Stories about the affordability of health insurance and health care also resonate. That’s hardly surprising in a state whose insurance reforms became the template for federal reform. “When you can do a story that accurately and simply reflects what’s going on, it really touches a nerve,” she said.
How do you make an insurance story simple and interesting? “Honestly, I struggle all the time,” Lazar admitted. “I’ll talk to colleagues and explain it to them. If they look confused and their eyes glaze over, I know I haven’t gotten it yet. Just write the story as if you’re sitting around the bar talking.” More advice, I asked. Start writing the lede and the first graph in an e-mail. “Sometimes that gets you over the log jam.” Don’t be sheepish about asking for more explanations about how things work, and if you don’t understand keep asking. “Try not to get stuck in the weeds with jargon,” Lazar advised. “Get them to explain things in plain English.
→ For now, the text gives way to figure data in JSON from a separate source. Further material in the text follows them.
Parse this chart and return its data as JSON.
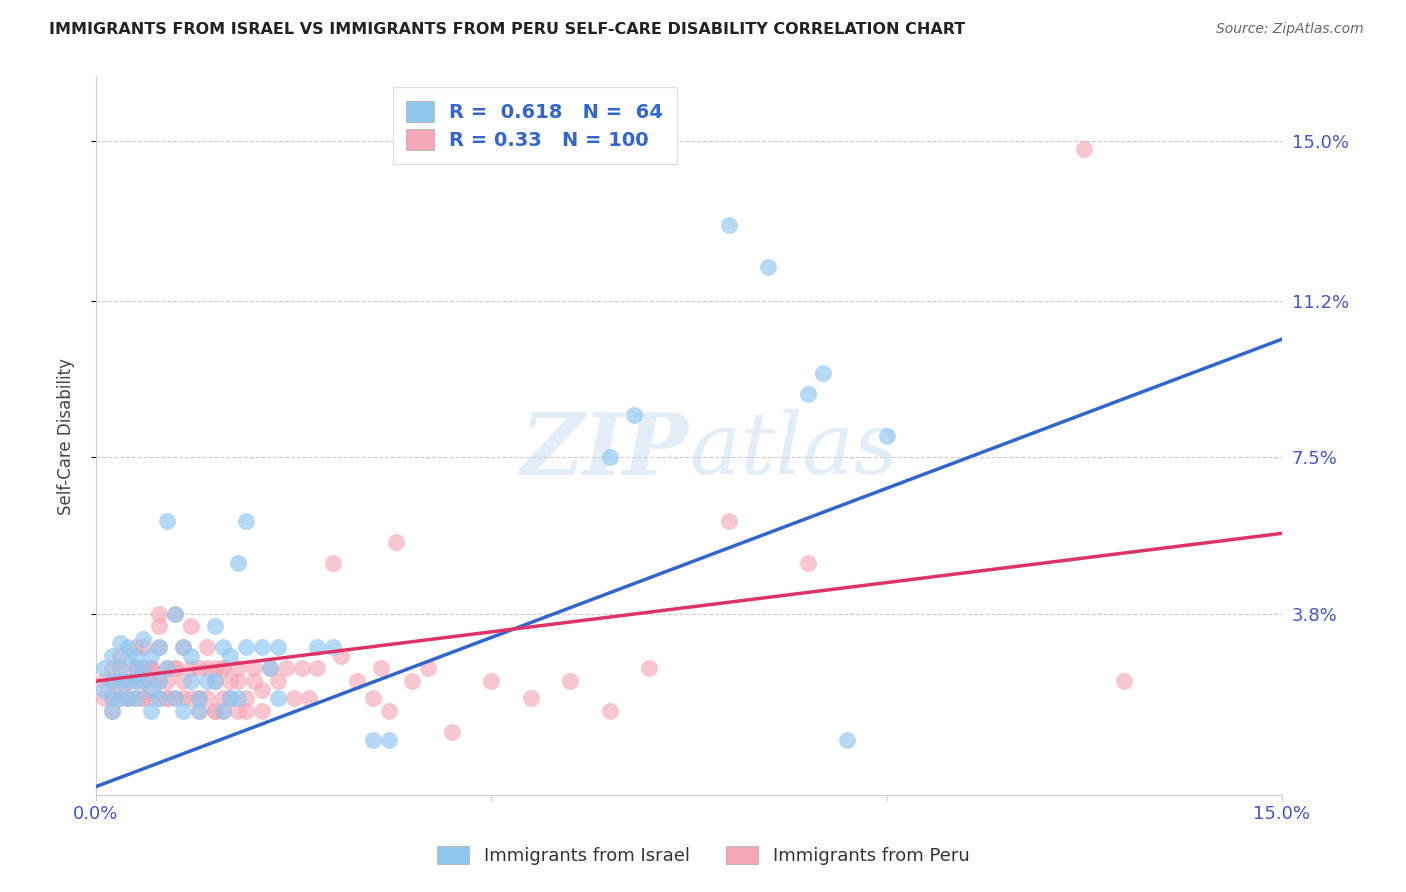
{
  "title": "IMMIGRANTS FROM ISRAEL VS IMMIGRANTS FROM PERU SELF-CARE DISABILITY CORRELATION CHART",
  "source": "Source: ZipAtlas.com",
  "ylabel": "Self-Care Disability",
  "ytick_labels": [
    "15.0%",
    "11.2%",
    "7.5%",
    "3.8%"
  ],
  "ytick_values": [
    0.15,
    0.112,
    0.075,
    0.038
  ],
  "xlim": [
    0.0,
    0.15
  ],
  "ylim": [
    -0.005,
    0.165
  ],
  "israel_R": 0.618,
  "israel_N": 64,
  "peru_R": 0.33,
  "peru_N": 100,
  "israel_color": "#8ec6f0",
  "peru_color": "#f5a8b8",
  "israel_line_color": "#3366cc",
  "peru_line_color": "#dd3366",
  "israel_line_x0": 0.0,
  "israel_line_y0": -0.003,
  "israel_line_x1": 0.15,
  "israel_line_y1": 0.103,
  "peru_line_x0": 0.0,
  "peru_line_y0": 0.022,
  "peru_line_x1": 0.15,
  "peru_line_y1": 0.057,
  "legend_entries": [
    "Immigrants from Israel",
    "Immigrants from Peru"
  ],
  "israel_scatter": [
    [
      0.001,
      0.02
    ],
    [
      0.001,
      0.025
    ],
    [
      0.002,
      0.022
    ],
    [
      0.002,
      0.018
    ],
    [
      0.002,
      0.028
    ],
    [
      0.002,
      0.015
    ],
    [
      0.003,
      0.031
    ],
    [
      0.003,
      0.022
    ],
    [
      0.003,
      0.018
    ],
    [
      0.003,
      0.025
    ],
    [
      0.004,
      0.028
    ],
    [
      0.004,
      0.03
    ],
    [
      0.004,
      0.022
    ],
    [
      0.004,
      0.018
    ],
    [
      0.005,
      0.025
    ],
    [
      0.005,
      0.022
    ],
    [
      0.005,
      0.028
    ],
    [
      0.005,
      0.018
    ],
    [
      0.006,
      0.032
    ],
    [
      0.006,
      0.025
    ],
    [
      0.006,
      0.022
    ],
    [
      0.007,
      0.02
    ],
    [
      0.007,
      0.028
    ],
    [
      0.007,
      0.015
    ],
    [
      0.008,
      0.022
    ],
    [
      0.008,
      0.03
    ],
    [
      0.008,
      0.018
    ],
    [
      0.009,
      0.025
    ],
    [
      0.009,
      0.06
    ],
    [
      0.01,
      0.038
    ],
    [
      0.01,
      0.018
    ],
    [
      0.011,
      0.015
    ],
    [
      0.011,
      0.03
    ],
    [
      0.012,
      0.028
    ],
    [
      0.012,
      0.022
    ],
    [
      0.013,
      0.018
    ],
    [
      0.013,
      0.015
    ],
    [
      0.014,
      0.022
    ],
    [
      0.015,
      0.035
    ],
    [
      0.015,
      0.022
    ],
    [
      0.016,
      0.03
    ],
    [
      0.016,
      0.015
    ],
    [
      0.017,
      0.028
    ],
    [
      0.017,
      0.018
    ],
    [
      0.018,
      0.05
    ],
    [
      0.018,
      0.018
    ],
    [
      0.019,
      0.03
    ],
    [
      0.019,
      0.06
    ],
    [
      0.021,
      0.03
    ],
    [
      0.022,
      0.025
    ],
    [
      0.023,
      0.03
    ],
    [
      0.023,
      0.018
    ],
    [
      0.028,
      0.03
    ],
    [
      0.03,
      0.03
    ],
    [
      0.035,
      0.008
    ],
    [
      0.037,
      0.008
    ],
    [
      0.065,
      0.075
    ],
    [
      0.068,
      0.085
    ],
    [
      0.08,
      0.13
    ],
    [
      0.085,
      0.12
    ],
    [
      0.09,
      0.09
    ],
    [
      0.092,
      0.095
    ],
    [
      0.095,
      0.008
    ],
    [
      0.1,
      0.08
    ]
  ],
  "peru_scatter": [
    [
      0.001,
      0.018
    ],
    [
      0.001,
      0.022
    ],
    [
      0.002,
      0.015
    ],
    [
      0.002,
      0.025
    ],
    [
      0.002,
      0.018
    ],
    [
      0.002,
      0.022
    ],
    [
      0.003,
      0.018
    ],
    [
      0.003,
      0.022
    ],
    [
      0.003,
      0.025
    ],
    [
      0.003,
      0.02
    ],
    [
      0.003,
      0.028
    ],
    [
      0.004,
      0.018
    ],
    [
      0.004,
      0.022
    ],
    [
      0.004,
      0.018
    ],
    [
      0.004,
      0.022
    ],
    [
      0.005,
      0.025
    ],
    [
      0.005,
      0.022
    ],
    [
      0.005,
      0.018
    ],
    [
      0.005,
      0.03
    ],
    [
      0.005,
      0.025
    ],
    [
      0.006,
      0.03
    ],
    [
      0.006,
      0.022
    ],
    [
      0.006,
      0.018
    ],
    [
      0.006,
      0.025
    ],
    [
      0.006,
      0.018
    ],
    [
      0.007,
      0.022
    ],
    [
      0.007,
      0.025
    ],
    [
      0.007,
      0.025
    ],
    [
      0.007,
      0.018
    ],
    [
      0.007,
      0.025
    ],
    [
      0.008,
      0.022
    ],
    [
      0.008,
      0.018
    ],
    [
      0.008,
      0.03
    ],
    [
      0.008,
      0.038
    ],
    [
      0.008,
      0.035
    ],
    [
      0.009,
      0.018
    ],
    [
      0.009,
      0.025
    ],
    [
      0.009,
      0.022
    ],
    [
      0.009,
      0.018
    ],
    [
      0.01,
      0.025
    ],
    [
      0.01,
      0.018
    ],
    [
      0.01,
      0.038
    ],
    [
      0.01,
      0.025
    ],
    [
      0.011,
      0.022
    ],
    [
      0.011,
      0.03
    ],
    [
      0.011,
      0.018
    ],
    [
      0.012,
      0.035
    ],
    [
      0.012,
      0.025
    ],
    [
      0.012,
      0.018
    ],
    [
      0.013,
      0.025
    ],
    [
      0.013,
      0.018
    ],
    [
      0.013,
      0.015
    ],
    [
      0.014,
      0.03
    ],
    [
      0.014,
      0.025
    ],
    [
      0.014,
      0.018
    ],
    [
      0.015,
      0.025
    ],
    [
      0.015,
      0.015
    ],
    [
      0.015,
      0.022
    ],
    [
      0.015,
      0.015
    ],
    [
      0.016,
      0.025
    ],
    [
      0.016,
      0.018
    ],
    [
      0.016,
      0.025
    ],
    [
      0.016,
      0.015
    ],
    [
      0.017,
      0.022
    ],
    [
      0.017,
      0.018
    ],
    [
      0.018,
      0.022
    ],
    [
      0.018,
      0.025
    ],
    [
      0.018,
      0.015
    ],
    [
      0.019,
      0.018
    ],
    [
      0.019,
      0.015
    ],
    [
      0.02,
      0.025
    ],
    [
      0.02,
      0.022
    ],
    [
      0.021,
      0.02
    ],
    [
      0.021,
      0.015
    ],
    [
      0.022,
      0.025
    ],
    [
      0.023,
      0.022
    ],
    [
      0.024,
      0.025
    ],
    [
      0.025,
      0.018
    ],
    [
      0.026,
      0.025
    ],
    [
      0.027,
      0.018
    ],
    [
      0.028,
      0.025
    ],
    [
      0.03,
      0.05
    ],
    [
      0.031,
      0.028
    ],
    [
      0.033,
      0.022
    ],
    [
      0.035,
      0.018
    ],
    [
      0.036,
      0.025
    ],
    [
      0.037,
      0.015
    ],
    [
      0.038,
      0.055
    ],
    [
      0.04,
      0.022
    ],
    [
      0.042,
      0.025
    ],
    [
      0.045,
      0.01
    ],
    [
      0.05,
      0.022
    ],
    [
      0.055,
      0.018
    ],
    [
      0.06,
      0.022
    ],
    [
      0.065,
      0.015
    ],
    [
      0.07,
      0.025
    ],
    [
      0.08,
      0.06
    ],
    [
      0.09,
      0.05
    ],
    [
      0.125,
      0.148
    ],
    [
      0.13,
      0.022
    ]
  ]
}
This is really a challenge.”
Covering Massachusetts health reform is not always easy, especially when public officials don’t want to talk. We talked about that problem, which all journalists have encountered, and specifically about getting information from the Health Connector. “There’s that tension and that’s not surprising,” she said, noting that good reporters try to find ways around government officials who stonewall. That’s a point that’s too often forgotten. Lazar says that she has learned that checking facts with government sources, though, can sometimes save you from making mistakes. That, too, seems old-fashioned in today’s hurried world of getting stuff up or out so fast the facts don’t always matter. Occasionally she e-mails sections of a story to an official at the Connector, asking him to check her facts. “He has saved me from some big mistakes,” she said.
What’s one health topic Lazar hasn’t tackled much “Medicare,” she answered without hesitating. “Every time I do a Medicare story my knees tremble.” Covering Medicare falls into a gray area, Lazar noted. Is it a Washington story or a local story? Sometimes news organizations are not so sure. All this points to the need for local reporters to pay more attention to Medicare. Campaign Desk hopes that Lazar will find the subject a little less daunting and create new ways to cover Medicare, leading the way for others on the beat.